53. Somut olayda Ankara 6. Sulh Hukuk Mahkemesinde başvurucu aleyhine açılan davada dosya kapsamındaki delillere göre değerlendirme yapılarak, güvence parası ile iade edilmeyen kira bedelinin tahsili ve menfi tespit taleplerinin kabul edildiği, Yargıtay 6. Hukuk Dairesinin 20/3/2014 tarihli kararıyla hükmün onandığı ve aynı Dairenin 8/9/2014 tarihli kararı ile karar düzeltme talebinin reddedildiği anlaşılmıştır.

54. Başvurucunun yargılama sürecinde sunduğu davaya cevap dilekçesi, bildirdiği deliller, temyiz ve karar düzeltme dilekçeleri birlikte incelendiğinde, taraflar arasında görülen ilk davada verilen karar doğrultusunda uyuşmazlık konusu iş yerinin 10/3/2008 tarihinde tahliye edildiğinin kabul edilerek aleyhine karar verilmesinin hatalı olduğuna ilişkin başvurucunun iddiaların özünün, Mahkeme tarafından delillerin değerlendirilmesinde ve hukuk kurallarının yorumlanmasında isabet olmadığına ve esas itibarıyla yargılamanın sonucuna ilişkin olduğu anlaşılmıştır.

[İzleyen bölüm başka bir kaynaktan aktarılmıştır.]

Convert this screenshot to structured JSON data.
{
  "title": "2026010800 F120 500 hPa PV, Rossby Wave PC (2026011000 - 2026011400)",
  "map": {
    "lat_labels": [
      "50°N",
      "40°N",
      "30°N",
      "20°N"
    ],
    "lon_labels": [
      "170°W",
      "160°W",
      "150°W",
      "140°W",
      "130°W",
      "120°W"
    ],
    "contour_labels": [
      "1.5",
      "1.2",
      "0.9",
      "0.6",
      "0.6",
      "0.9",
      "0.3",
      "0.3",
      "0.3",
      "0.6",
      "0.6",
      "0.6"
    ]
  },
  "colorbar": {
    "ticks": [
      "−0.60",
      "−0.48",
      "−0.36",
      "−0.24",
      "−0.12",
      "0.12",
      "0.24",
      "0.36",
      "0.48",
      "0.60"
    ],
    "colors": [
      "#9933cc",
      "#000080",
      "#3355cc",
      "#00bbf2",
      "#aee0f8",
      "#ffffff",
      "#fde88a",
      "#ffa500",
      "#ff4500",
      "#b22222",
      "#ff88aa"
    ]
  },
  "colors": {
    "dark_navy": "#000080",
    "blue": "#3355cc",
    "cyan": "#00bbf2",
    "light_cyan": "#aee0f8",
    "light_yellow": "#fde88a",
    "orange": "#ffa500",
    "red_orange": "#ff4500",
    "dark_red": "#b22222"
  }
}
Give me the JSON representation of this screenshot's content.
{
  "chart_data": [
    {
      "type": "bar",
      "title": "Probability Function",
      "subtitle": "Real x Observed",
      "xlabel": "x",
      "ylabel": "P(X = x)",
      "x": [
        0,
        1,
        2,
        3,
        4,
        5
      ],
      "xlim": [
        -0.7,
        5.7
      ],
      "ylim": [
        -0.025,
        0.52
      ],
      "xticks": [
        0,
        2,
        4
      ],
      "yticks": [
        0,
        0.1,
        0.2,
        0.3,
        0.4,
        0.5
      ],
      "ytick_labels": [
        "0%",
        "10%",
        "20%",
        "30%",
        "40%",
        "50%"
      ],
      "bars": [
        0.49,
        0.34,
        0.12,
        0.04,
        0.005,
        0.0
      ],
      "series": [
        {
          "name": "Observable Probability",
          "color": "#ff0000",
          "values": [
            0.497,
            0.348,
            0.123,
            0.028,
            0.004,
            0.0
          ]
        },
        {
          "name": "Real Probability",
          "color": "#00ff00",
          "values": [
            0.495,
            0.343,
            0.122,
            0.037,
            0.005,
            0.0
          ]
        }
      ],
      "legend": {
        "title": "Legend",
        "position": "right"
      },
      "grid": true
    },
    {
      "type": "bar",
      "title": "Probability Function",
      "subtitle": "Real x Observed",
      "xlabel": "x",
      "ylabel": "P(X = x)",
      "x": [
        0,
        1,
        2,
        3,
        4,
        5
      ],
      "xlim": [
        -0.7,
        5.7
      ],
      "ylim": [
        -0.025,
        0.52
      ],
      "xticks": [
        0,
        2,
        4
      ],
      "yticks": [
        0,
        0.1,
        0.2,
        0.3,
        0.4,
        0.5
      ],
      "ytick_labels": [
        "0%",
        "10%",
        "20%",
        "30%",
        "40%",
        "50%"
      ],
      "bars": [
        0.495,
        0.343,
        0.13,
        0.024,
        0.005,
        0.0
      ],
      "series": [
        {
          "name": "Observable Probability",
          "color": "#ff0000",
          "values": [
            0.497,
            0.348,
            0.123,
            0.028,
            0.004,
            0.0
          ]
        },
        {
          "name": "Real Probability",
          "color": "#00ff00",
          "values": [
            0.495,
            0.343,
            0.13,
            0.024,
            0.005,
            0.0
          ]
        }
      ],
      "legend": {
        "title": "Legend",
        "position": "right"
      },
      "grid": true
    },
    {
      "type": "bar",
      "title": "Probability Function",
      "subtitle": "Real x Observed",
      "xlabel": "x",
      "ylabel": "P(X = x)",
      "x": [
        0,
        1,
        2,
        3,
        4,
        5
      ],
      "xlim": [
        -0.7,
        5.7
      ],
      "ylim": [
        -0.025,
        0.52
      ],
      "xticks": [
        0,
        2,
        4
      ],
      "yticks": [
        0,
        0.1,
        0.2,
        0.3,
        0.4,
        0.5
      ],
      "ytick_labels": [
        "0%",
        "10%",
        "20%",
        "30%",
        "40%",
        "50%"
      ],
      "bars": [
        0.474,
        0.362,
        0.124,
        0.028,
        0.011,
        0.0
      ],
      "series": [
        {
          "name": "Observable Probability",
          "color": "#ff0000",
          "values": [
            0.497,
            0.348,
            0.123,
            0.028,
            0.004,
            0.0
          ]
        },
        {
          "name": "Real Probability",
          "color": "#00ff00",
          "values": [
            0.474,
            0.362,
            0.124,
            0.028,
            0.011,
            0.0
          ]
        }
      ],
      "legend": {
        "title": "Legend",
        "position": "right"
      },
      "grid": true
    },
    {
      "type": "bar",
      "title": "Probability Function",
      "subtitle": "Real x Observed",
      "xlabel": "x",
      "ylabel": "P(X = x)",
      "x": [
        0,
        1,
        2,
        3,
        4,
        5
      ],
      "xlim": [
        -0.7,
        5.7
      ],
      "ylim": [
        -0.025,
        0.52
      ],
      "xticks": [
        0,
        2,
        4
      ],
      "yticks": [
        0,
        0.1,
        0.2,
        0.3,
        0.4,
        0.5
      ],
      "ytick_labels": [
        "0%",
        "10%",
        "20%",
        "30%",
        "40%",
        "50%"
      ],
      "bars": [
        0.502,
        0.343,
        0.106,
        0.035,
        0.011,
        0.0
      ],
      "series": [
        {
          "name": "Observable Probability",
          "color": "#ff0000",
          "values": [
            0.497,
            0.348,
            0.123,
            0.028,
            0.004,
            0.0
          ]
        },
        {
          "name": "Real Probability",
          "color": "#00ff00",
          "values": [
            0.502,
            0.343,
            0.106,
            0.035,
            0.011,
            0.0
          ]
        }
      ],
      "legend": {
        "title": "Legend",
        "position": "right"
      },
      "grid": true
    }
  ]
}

55. Açıklanan nedenlerle başvurucunun belirtilen iddiasının kanun yolunda gözetilmesi gereken hususlara ilişkin olduğu, derece mahkemesi kararlarının açık bir keyfîlik veya bariz takdir hatası da içermediği anlaşıldığından başvurunun bu kısmının diğer kabul edilebilirlik şartları yönünden incelenmeksizin açıkça dayanaktan yoksun olması nedeniyle kabul edilemez olduğuna karar verilmesi gerekir.

VI. HÜKÜM

Açıklanan gerekçelerle;

A. Başvurunun açıkça dayanaktan yoksun olması nedeniyle KABUL EDİLEMEZ OLDUĞUNA,

B. Yargılama giderlerinin başvurucu üzerinde BIRAKILMASINA 20/9/2017 tarihinde OYBİRLİĞİYLE karar verildi.